LinuxQuestions.org - Script to find duplicate files within one or more directories

- Linux - General (https://www.linuxquestions.org/questions/linux-general-1/)

- - Script to find duplicate files within one or more directories (https://www.linuxquestions.org/questions/linux-general-1/script-to-find-duplicate-files-within-one-or-more-directories-507834/)

Script to find duplicate files within one or more directories

Hi, has anyone got a script which does more or less the following please:

I have 2 directories with say about 1500 photos in each dir. Now, I know that some of the photos are the same even if they have different timestamps and names. To avoid laboriously doing a visual comparison, what I would like to do is run a scrit (bash or other) which will list the files which are similar. It could be that within each dir there are duplicates with differing names or/and that there are duplicates between the 2 dirs. Actually in theory one should be able to pass $1 $2 $3... as directories to compare, it need not be limited to one or two directories. Also, here I am talking of image files, however I woudl like the program to be generic to be able to compare any type of file in the directories being compared and I would guess that if using a md5 hash signature then the type of file is immaterial (please tell me if I'm talking nonse, I won't be offended :) ).

I was thinking a script could do this by creating a md5 or other hash checksum of the files in the directories and then compare each file to the stored checksums to create a list of files which have the same md5 value and hence should be identical. Perhaps someone knows existing functions with the unix/linux suite of tools such as the various shells or awk, perl, php, python etc. which I am not aware of..

If someone knows a progrom or a script I could run under w32 (WXP say) then that would be useful too as I can perform the task on either system and then move the files across if necessary. In anycase as I use both environments it would be useful to know how to do it in both.

Any advise appreciated.

TIA.

Here's a quick hack with bash and awk:

Code:

md5sum dir1/* dir2/* | sort | awk '{ if(lastmd5==$1) print lastfile, $2; lastmd5=$1; lastfile=$2; }'

If you need something that also runs on Windows, you can do essentially the same with Ruby, Python or Perl - whichever language you know best.

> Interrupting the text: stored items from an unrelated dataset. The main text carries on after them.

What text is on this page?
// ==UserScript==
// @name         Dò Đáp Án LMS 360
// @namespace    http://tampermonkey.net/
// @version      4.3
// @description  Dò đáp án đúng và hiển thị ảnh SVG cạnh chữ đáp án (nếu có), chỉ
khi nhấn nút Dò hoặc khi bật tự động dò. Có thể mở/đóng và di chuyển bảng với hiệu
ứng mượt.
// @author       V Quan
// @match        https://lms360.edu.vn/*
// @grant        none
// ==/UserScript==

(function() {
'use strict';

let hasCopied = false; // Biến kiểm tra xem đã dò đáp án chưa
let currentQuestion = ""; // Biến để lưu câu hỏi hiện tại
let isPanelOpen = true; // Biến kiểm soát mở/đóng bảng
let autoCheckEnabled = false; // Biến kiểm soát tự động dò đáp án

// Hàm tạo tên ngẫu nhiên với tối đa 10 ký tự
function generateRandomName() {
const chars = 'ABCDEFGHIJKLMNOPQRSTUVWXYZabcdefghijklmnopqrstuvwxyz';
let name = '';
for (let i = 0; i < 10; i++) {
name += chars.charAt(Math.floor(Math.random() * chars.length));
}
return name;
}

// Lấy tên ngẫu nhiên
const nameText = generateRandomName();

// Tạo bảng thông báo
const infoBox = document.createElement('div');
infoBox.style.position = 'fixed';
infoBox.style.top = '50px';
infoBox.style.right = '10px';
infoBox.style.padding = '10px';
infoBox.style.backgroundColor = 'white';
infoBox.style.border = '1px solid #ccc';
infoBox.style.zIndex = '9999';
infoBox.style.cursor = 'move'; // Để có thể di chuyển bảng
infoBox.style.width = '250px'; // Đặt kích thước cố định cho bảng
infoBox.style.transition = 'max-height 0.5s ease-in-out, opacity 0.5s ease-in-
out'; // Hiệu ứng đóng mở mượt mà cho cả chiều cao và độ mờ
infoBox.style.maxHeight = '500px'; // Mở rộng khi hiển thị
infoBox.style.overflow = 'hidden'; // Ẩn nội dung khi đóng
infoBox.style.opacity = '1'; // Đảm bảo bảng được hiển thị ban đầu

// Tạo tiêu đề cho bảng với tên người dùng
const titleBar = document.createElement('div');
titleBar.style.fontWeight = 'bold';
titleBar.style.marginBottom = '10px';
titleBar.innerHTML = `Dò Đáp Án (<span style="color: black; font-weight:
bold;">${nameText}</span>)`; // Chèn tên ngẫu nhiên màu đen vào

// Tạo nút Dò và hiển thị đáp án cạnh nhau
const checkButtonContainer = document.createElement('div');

Also, note that there's a slight twist to using hashes for this: If the images were not just copied between the directories, but re-encoded, they can have different md5sums even though they look the same. If that's the case, you could try GQview, which has a "find duplicates" feature (that I've never tested).

Oow well, I'm trying to learn Ruby anyway and this looks like a nice exercise. :)

Code:

require 'digest/md5'



list = {}



Dir.foreach(ARGV[0]) do |file|

  path = File.join(ARGV[0], file)

  next if not File.file? path

  list[Digest::MD5.digest(File.read(path))] = path

end



Dir.foreach(ARGV[1]) do |file|

  path = File.join(ARGV[1], file)

  next if not File.file? path

  if otherpath=list[Digest::MD5.digest(File.read(path))]

      puts path + "\t" + otherpath

  end

end

Here is a little bit more complicated script. But what it returns in exchange for complexity is that it's less intense than the quick hack above. Note: I wrote this on FreeBSD so things might be a little bit off. You may want to check that the -ls option to find returns the size in the 7th spot and the filename in the 11th. Modify those values if they don't.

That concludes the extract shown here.